Belgian football has joined the ranks of organisations rolling out coronavirus paraphernalia, with clubs across the country announcing they are putting branded face masks up for sale.
In Brussels, Molenbeek’s RWDM has already published images of face masks with stamped with their logo which will reportedly go for €7 apiece.
At least two other Brussels clubs, Royale Union Saint-Gilloise and RSC Anderlecht have also announced plans to sell coronavirus merchandise to supporters.
Clubs’ move to being marketing face masks comes after the federal government made the use of face masks mandatory in public transport in order to progressively begin easing Belgium’s nationwide lockdown.
In Flanders and Wallonia, several clubs have already added mouth masks to their online shops with already some raking in significant gains.
? Précommandez dès maintenant des masques aux couleurs du Standard ? https://t.co/PLMoO044k0 ?
— Standard de Liège (?) (@Standard_RSCL) April 29, 2020
For each pack sold, the Walloon football club will cash in €18 and donate €2 to their own foundation, the Fondation Standard de Liège, which leads a number of community initiatives and is currently engaged in the fight against the coronavirus, according to the club’s website.

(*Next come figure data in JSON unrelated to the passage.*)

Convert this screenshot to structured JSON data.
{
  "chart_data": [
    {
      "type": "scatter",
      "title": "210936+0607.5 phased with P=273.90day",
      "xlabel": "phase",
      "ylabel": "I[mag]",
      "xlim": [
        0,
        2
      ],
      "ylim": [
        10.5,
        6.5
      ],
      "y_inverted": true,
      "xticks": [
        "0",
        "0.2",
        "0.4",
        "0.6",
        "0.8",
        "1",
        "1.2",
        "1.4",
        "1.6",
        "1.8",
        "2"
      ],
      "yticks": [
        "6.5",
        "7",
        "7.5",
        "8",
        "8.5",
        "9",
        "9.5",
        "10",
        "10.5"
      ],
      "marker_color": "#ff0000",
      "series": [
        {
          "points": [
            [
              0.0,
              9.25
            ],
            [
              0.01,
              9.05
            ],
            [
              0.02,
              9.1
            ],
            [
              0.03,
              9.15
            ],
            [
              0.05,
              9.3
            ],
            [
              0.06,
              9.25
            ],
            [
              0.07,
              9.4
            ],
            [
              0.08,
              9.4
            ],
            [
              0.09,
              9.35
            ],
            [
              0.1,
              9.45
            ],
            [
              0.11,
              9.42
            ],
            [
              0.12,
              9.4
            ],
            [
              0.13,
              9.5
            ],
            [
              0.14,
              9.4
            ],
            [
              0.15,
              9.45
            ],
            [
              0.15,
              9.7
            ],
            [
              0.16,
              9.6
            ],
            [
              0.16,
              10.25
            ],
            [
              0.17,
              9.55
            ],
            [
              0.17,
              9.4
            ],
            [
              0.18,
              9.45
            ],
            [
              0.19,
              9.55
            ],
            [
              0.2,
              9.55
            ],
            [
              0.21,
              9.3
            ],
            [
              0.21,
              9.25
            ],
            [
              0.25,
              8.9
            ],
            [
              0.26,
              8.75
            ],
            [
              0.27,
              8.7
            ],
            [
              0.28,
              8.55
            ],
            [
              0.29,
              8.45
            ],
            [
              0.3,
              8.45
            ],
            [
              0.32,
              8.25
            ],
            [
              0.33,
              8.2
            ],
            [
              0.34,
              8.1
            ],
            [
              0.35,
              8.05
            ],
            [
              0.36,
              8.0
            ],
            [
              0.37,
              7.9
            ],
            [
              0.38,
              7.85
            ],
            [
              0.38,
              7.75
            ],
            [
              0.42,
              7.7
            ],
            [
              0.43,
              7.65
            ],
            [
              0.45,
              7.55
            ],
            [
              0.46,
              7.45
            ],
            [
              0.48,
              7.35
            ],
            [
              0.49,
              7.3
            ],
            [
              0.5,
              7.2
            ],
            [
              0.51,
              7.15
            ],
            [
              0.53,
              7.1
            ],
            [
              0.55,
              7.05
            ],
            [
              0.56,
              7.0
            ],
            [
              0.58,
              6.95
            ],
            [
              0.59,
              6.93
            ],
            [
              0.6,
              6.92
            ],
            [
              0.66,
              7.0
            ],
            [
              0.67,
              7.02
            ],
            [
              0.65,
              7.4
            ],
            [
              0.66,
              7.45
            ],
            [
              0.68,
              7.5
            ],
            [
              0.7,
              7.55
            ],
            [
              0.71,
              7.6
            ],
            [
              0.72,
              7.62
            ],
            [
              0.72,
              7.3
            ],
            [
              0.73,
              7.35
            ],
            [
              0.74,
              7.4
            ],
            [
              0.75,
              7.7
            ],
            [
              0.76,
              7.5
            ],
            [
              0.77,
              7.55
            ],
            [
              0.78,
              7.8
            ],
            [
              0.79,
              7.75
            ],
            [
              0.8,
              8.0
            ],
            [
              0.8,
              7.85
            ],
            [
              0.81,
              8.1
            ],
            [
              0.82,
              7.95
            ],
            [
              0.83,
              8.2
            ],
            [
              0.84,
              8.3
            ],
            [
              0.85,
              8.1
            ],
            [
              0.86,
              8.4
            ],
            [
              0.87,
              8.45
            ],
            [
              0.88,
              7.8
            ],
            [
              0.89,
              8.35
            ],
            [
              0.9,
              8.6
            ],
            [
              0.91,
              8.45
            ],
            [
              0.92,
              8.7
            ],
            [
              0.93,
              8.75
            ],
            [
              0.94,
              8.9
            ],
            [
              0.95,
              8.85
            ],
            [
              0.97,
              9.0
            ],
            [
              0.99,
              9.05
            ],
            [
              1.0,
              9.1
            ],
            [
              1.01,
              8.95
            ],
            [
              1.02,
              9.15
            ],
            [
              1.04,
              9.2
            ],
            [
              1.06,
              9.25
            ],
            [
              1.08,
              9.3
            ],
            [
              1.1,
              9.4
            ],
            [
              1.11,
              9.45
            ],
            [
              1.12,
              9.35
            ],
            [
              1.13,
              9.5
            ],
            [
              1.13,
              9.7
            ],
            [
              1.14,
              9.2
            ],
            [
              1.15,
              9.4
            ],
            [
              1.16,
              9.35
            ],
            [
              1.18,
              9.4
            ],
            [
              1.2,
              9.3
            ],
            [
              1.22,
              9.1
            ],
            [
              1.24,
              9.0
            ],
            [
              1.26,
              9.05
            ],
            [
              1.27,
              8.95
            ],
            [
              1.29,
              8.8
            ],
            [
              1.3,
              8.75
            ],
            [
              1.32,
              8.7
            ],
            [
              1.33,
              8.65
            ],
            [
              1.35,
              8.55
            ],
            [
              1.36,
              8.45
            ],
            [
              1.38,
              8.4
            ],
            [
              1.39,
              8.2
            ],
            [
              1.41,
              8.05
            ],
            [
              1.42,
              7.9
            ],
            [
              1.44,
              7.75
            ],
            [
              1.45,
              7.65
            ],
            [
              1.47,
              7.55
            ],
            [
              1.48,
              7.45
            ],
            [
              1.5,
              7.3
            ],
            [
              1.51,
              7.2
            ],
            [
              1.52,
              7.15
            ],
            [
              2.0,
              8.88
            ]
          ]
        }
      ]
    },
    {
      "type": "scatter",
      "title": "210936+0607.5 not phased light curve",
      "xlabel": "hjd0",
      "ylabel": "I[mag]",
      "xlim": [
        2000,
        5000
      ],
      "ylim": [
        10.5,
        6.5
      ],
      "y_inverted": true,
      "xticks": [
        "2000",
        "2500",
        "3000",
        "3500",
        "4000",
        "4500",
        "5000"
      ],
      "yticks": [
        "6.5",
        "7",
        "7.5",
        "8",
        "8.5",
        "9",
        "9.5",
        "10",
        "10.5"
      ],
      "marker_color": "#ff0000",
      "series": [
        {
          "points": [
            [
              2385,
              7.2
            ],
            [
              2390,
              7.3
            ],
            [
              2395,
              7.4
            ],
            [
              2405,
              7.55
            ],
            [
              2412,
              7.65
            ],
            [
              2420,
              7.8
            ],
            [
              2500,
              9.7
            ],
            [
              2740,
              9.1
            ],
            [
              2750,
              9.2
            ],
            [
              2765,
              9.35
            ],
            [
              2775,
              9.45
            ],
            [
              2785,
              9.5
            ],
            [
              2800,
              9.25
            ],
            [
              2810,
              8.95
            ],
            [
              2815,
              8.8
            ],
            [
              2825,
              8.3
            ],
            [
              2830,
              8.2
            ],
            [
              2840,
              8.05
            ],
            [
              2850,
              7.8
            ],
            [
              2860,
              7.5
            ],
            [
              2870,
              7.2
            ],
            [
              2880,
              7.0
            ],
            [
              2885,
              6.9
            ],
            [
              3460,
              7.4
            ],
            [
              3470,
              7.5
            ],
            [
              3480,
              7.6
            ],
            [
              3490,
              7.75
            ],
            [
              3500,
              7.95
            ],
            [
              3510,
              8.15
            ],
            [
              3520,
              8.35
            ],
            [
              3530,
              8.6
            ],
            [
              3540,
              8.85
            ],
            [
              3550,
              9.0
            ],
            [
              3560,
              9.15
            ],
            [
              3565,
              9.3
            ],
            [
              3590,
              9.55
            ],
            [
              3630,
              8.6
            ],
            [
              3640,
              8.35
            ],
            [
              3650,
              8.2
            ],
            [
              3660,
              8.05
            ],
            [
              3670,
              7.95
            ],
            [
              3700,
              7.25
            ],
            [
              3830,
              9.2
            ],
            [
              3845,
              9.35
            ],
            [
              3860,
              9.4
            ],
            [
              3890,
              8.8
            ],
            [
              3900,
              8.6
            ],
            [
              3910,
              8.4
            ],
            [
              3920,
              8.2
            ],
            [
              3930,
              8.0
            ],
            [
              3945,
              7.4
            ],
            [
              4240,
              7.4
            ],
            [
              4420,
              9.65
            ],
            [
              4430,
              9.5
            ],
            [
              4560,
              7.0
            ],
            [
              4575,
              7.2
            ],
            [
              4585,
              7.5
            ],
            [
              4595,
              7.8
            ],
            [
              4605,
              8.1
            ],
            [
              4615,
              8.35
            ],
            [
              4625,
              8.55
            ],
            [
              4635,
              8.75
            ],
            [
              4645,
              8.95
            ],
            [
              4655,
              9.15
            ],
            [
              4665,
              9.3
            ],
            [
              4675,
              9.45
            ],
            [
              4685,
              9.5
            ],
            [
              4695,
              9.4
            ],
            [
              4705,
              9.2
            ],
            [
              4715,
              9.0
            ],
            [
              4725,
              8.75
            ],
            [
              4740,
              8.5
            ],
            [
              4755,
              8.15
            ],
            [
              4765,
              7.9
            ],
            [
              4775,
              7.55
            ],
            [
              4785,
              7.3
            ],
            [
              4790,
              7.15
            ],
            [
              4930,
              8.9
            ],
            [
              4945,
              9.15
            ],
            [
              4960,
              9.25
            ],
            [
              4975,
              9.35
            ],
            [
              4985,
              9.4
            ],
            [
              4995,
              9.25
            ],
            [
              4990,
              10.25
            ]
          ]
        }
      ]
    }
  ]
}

KAA Ghent also said that proceeds from the sell of their branded masks will go to their foundation, without specifying amounts, and Club Brugge will also funnel €2 from each sail into a coronavirus fund.
Fans have responded enthusiastically, with clubs in Ghent and Brugges saying that masks had been snatched up in the thousands by supporters in a matter of hours.
On Monday, KAA Ghent and Club Brugge said that they had sold, respectively, 10,000 and 37,000 masks in one day, while in Wallonia, some supporters took to social media to share pictures of themselves with branded masks.
Like the football clubs in Belgium, organisations across the world —in areas ranging from sports to entertainment and even politics— have moved to stamp their logos on face masks, with demand for them surging as governments make their use in public mandatory as they begin to unwind country-wide lockdowns brought on by the deadly coronavirus pandemic.